By Andrew Gwin
Every Thursday at 1 p.m. in Bldg. 2-178, a new Chemeketa club will meet in the Multicultural Center to discuss drug policy reform.
The club is called Students for a Sensible Drug Policy; its members hope to provide a safe place for students to talk about the politics of drugs in the United States.
Matt Engelson, the club’s vice president, said, “This type of discussion is important because education is a very powerful tool. And if we can educate more people about the underlying problems inherent with the war on drugs, we can start to make a positive change in our society.
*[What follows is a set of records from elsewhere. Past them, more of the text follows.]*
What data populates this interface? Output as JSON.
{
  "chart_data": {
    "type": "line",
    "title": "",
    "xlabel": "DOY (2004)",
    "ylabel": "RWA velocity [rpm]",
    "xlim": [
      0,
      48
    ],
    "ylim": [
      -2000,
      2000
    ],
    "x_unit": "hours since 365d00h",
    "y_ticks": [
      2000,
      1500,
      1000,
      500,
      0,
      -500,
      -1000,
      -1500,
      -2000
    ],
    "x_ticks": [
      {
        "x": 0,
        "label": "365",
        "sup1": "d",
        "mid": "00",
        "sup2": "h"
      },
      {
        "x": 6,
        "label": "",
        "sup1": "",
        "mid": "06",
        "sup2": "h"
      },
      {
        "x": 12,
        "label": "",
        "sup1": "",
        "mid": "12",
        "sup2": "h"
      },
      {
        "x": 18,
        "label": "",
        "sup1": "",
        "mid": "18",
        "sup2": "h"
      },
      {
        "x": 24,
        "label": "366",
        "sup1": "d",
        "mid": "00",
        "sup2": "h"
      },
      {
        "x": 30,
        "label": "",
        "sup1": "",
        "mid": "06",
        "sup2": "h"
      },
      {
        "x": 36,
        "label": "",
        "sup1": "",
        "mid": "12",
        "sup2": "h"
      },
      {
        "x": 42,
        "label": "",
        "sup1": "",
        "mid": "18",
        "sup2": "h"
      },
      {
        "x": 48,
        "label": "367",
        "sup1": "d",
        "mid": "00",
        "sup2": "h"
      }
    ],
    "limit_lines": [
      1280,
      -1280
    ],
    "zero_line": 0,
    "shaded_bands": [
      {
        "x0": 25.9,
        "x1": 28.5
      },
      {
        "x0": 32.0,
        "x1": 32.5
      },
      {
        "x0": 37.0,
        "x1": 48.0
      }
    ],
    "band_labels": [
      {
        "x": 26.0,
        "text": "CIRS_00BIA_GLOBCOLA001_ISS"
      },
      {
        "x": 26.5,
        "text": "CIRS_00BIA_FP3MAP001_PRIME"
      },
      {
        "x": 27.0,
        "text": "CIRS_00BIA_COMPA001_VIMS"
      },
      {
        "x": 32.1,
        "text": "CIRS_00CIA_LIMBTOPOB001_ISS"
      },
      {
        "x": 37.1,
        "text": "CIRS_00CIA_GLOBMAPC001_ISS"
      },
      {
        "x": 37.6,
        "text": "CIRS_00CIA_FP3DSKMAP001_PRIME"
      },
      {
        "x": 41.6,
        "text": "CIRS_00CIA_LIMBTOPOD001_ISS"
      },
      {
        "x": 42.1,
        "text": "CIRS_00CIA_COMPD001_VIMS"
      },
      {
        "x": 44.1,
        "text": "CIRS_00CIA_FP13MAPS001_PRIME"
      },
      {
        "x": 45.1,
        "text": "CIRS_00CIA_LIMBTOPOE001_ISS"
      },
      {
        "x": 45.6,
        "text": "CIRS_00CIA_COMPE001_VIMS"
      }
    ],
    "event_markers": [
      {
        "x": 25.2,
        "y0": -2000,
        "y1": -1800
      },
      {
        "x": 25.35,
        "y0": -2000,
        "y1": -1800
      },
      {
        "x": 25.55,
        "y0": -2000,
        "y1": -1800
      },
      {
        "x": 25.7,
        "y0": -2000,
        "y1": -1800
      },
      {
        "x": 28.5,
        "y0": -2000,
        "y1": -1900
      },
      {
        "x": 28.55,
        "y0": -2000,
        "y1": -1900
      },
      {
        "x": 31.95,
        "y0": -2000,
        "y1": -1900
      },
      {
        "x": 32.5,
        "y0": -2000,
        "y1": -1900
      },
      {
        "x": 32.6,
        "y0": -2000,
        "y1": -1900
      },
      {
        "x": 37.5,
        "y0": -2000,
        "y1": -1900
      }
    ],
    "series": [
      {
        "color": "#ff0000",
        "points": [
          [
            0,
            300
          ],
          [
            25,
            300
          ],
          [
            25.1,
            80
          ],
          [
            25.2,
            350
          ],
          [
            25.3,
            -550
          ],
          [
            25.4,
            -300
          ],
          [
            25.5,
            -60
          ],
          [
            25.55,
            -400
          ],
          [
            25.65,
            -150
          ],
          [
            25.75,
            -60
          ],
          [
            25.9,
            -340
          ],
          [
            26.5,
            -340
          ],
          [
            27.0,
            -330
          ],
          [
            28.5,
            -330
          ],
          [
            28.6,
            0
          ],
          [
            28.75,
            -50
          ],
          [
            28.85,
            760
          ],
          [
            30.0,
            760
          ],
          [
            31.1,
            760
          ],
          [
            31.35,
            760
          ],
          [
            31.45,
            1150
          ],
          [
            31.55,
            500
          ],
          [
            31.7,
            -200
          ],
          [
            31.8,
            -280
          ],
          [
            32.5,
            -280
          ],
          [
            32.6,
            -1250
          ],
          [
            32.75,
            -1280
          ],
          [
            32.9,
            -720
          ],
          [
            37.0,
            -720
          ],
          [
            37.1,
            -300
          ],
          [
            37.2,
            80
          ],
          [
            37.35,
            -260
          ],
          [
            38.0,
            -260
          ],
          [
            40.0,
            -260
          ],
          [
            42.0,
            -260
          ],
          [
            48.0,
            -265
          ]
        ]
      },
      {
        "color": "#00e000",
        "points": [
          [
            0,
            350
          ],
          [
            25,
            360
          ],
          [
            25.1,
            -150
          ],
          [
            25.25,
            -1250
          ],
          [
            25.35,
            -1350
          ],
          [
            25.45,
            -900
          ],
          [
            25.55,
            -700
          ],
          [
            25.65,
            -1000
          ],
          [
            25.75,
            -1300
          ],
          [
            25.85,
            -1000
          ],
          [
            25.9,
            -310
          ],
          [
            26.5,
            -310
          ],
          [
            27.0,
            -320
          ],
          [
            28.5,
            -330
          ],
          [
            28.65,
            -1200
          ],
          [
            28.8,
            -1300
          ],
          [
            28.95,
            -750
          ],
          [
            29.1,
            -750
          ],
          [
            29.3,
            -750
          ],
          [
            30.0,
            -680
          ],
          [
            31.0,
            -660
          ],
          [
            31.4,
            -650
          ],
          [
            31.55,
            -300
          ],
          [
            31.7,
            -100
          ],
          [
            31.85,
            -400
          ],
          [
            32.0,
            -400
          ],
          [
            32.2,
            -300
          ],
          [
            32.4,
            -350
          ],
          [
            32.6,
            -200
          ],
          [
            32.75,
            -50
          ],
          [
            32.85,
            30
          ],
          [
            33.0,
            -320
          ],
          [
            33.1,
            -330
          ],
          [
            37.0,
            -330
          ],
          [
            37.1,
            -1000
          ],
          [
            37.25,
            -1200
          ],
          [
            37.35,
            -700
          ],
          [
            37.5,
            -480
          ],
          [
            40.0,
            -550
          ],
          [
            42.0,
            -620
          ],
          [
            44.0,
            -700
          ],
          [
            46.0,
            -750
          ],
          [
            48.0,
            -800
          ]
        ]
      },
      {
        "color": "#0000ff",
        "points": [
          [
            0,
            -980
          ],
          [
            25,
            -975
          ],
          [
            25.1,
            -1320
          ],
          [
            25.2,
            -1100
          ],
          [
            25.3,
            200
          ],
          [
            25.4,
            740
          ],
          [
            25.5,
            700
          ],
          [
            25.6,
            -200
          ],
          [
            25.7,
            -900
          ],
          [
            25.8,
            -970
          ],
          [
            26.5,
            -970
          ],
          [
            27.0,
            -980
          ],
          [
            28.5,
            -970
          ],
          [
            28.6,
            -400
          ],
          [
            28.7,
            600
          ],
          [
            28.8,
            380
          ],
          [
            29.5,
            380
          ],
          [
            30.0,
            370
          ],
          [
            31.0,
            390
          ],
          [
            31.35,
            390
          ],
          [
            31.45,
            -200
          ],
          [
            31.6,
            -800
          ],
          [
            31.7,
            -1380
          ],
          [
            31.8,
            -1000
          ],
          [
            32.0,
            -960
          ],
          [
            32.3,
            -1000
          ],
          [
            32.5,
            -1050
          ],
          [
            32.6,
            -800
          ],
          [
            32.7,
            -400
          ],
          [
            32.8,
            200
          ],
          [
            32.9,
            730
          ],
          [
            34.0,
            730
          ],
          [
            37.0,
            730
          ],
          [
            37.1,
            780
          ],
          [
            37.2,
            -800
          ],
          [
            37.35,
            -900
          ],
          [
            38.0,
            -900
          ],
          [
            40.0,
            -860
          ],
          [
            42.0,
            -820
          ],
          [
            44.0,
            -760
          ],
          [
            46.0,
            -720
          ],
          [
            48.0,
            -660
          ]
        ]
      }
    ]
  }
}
“Drug dealers don’t card children and don’t pay taxes. If we can provide a safe meeting place for students to discuss drug abuse and policy, then I feel we have done what we set out to do.”
Ongoing discussions about the war on drugs currently are under way, with many large organizations such as CNN, ABC, the Huffington Post, the New York Times, and others writing about it. Among the questions under consideration:
Is prohibition of marijuana and other drugs working?
Do we need to put more energy into other alternatives, such as regulating a drug like alcohol or rehabilitation for non-violent drug users?
Alex Pugh, a Chemeketa student, said, “I joined because I wanted to get more involved with school activities during the day. I’ve mainly been taking night and weekend classes, so I don’t see a lot of my fellow classmates around campus. I wanted to have a bigger relationship with Chemeketa as a whole.
“When I heard about the SSDP, it felt like the best way to connect to Chemeketa and the student body for me. It combines something I’m already passionate about and something I want to be more involved with.”
Ian Baber, a Salem resident, said that he joined because he believed that, “The war on drugs has failed, and our enforcement policies are doing more harm than good. And I also specifically support reasonable marijuana regulation.”
According to the bylaws of the club, “The first objective of the organization shall be to provide the Chemeketa Community College campus community and the Salem public with informative and educational information about current drug policy reform in the United States.
“The second objective of the organization shall be to work for a world in which drug policies are not motivated by political gain, by special interest, or by anything other than the ideals set forth in the Bill of Rights and the United States Constitution and to foster debate in favor of viable alternatives to existing drug policies, such as needle exchange programs, methadone treatment for heroin addicts, decriminalization, 911 Good Samaritan laws, and other harm-reduction measures.”